Показательно, что, хотя иногда куст в поэзии Цветаевой непосредственно соотнесен с Неопалимой купиной, обыкновенно (в том числе и в «Кусте») его образ не содержит прямых отсылок к ветхозаветному прообразу. Не случайно и то, что аллюзии на крестную смерть Христа в «Кусте» даны лишь пунктиром. Ирина Шевеленко заметила о стихотворении Цветаевой «Тоска по родине! Давно…», написанном в один год с двойчаткой: «<…> Куст в этом стихотворении столько же природный образ, сколько божественный — Неопалимая купина, которую в красный, огненный цвет и “окрашивает” рябина.
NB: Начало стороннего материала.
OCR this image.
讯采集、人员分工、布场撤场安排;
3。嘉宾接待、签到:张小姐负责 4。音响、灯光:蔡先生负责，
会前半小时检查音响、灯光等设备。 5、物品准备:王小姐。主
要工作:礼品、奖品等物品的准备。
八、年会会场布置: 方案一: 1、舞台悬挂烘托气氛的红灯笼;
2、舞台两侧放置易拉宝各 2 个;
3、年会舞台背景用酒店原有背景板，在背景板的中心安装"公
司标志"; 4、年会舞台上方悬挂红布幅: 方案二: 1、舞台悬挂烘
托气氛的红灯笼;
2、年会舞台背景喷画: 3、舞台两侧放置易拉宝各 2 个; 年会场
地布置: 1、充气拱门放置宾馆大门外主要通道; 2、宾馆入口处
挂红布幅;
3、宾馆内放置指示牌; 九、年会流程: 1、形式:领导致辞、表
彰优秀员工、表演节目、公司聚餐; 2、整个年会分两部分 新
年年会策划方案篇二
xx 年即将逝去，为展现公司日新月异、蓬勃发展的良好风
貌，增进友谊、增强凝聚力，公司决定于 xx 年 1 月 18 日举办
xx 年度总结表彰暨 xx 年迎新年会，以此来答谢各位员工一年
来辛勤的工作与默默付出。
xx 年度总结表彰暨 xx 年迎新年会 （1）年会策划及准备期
Синкретизм найденного образа кодирует важное для Цветаевой представление о “двойном” родстве поэта – с божественным и с природным началами» (Там же. С. 421). Подобный синкретизм характерен и для «Куста».
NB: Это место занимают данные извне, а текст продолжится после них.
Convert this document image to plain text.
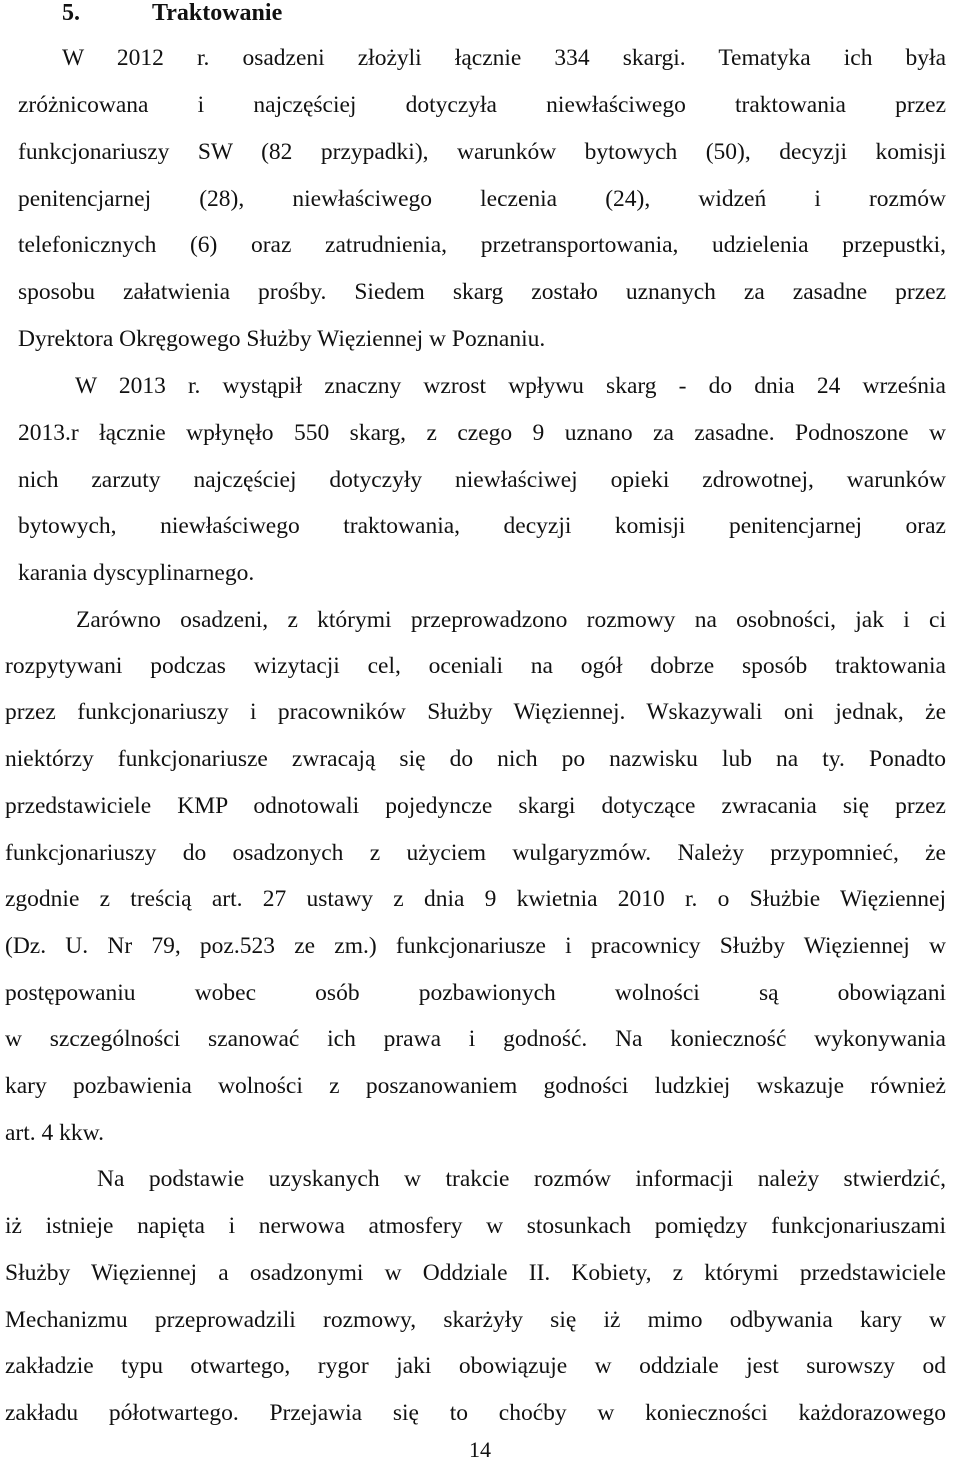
5.	Traktowanie
W 2012 r. osadzeni złożyli łącznie 334 skargi. Tematyka ich była
zróżnicowana i najczęściej dotyczyła niewłaściwego traktowania przez
funkcjonariuszy SW (82 przypadki), warunków bytowych (50), decyzji komisji
penitencjarnej (28), niewłaściwego leczenia (24), widzeń i rozmów
telefonicznych (6) oraz zatrudnienia, przetransportowania, udzielenia przepustki,
sposobu załatwienia prośby. Siedem skarg zostało uznanych za zasadne przez
Dyrektora Okręgowego Służby Więziennej w Poznaniu.
W 2013 r. wystąpił znaczny wzrost wpływu skarg - do dnia 24 września
2013.r łącznie wpłynęło 550 skarg, z czego 9 uznano za zasadne. Podnoszone w
nich zarzuty najczęściej dotyczyły niewłaściwej opieki zdrowotnej, warunków
bytowych, niewłaściwego traktowania, decyzji komisji penitencjarnej oraz
karania dyscyplinarnego.
Zarówno osadzeni, z którymi przeprowadzono rozmowy na osobności, jak i ci
rozpytywani podczas wizytacji cel, oceniali na ogół dobrze sposób traktowania
przez funkcjonariuszy i pracowników Służby Więziennej. Wskazywali oni jednak, że
niektórzy funkcjonariusze zwracają się do nich po nazwisku lub na ty. Ponadto
przedstawiciele KMP odnotowali pojedyncze skargi dotyczące zwracania się przez
funkcjonariuszy do osadzonych z użyciem wulgaryzmów. Należy przypomnieć, że
zgodnie z treścią art. 27 ustawy z dnia 9 kwietnia 2010 r. o Służbie Więziennej
(Dz. U. Nr 79, poz.523 ze zm.) funkcjonariusze i pracownicy Służby Więziennej w
postępowaniu wobec osób pozbawionych wolności są obowiązani
w szczególności szanować ich prawa i godność. Na konieczność wykonywania
kary pozbawienia wolności z poszanowaniem godności ludzkiej wskazuje również
art. 4 kkw.
Na podstawie uzyskanych w trakcie rozmów informacji należy stwierdzić,
iż istnieje napięta i nerwowa atmosfery w stosunkach pomiędzy funkcjonariuszami
Służby Więziennej a osadzonymi w Oddziale II. Kobiety, z którymi przedstawiciele
Mechanizmu przeprowadzili rozmowy, skarżyły się iż mimo odbywania kary w
zakładzie typu otwartego, rygor jaki obowiązuje w oddziale jest surowszy od
zakładu półotwartego. Przejawia się to choćby w konieczności każdorazowego
14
В пятом стихотворении из цикла «Стол», написанном за год до «Куста», Цветаева писала:
Мой письменный верный стол!
Спасибо за то, что ствол
Отдав мне, чтоб стать – столом,
Остался = живым стволом!
С листвы молодой игрой
Над бровью, с живой корой,
С слезами живой смолы,
С корнями до дна земли!
Ирина Шевеленко, интерпретируя эти строки как выражение осознания поэтом природы творчества, пишет: «Природность стола, или же сохранение столом своей природности, несмотря на культурность его функции, — олицетворяет “природность” искусства. Цветаева продолжает в лирике тему, подробно разрабатывавшуюся ею в статьях. В двух стихотворениях 1934 года, “Тоска по родине. Давно…” и “Куст”, эта тема находит свое наиболее полное – и трагическое – воплощение» (Там же. С. 420).
Светлана Ельницкая провела анализ образов кустов в цветаевской лирике: (рябины, трактуемой поэтом именно как куст, а не как дерево, — «своего рода символ цветаевского ‘я’», «дерева-куста» бузины, барбариса (Ельницкая С. Поэтический мир Цветаевой. С. 85-87). Характеризуя цветаевские растения как «чертовы», С. Ельницкая проявляет односторонность: тот же красный цвет ягод рябины и бузины может иметь не демоническую природу, а христианский смысл, ассоциируясь с кровью Христовой. Ср., например: «Бузина казнена, казнена! / Бузина – целый сад залила / Кровью юных и кровью чистых, / Кровью веточек огнекислых — / Величайшей из всех кровей: / Кровью сердца – твоей, моей…» («Бузина») или: «Рябину / Рубили / Зорькою. / Рябина — / Судьбина / Горькая. <…> Рябина! / Судьбина / Русская» («Рябину…»). Во втором стихотворении горькая судьбина России, которой уподоблена рябина, явно наделена ассоциациями с крестными страданиями Христа.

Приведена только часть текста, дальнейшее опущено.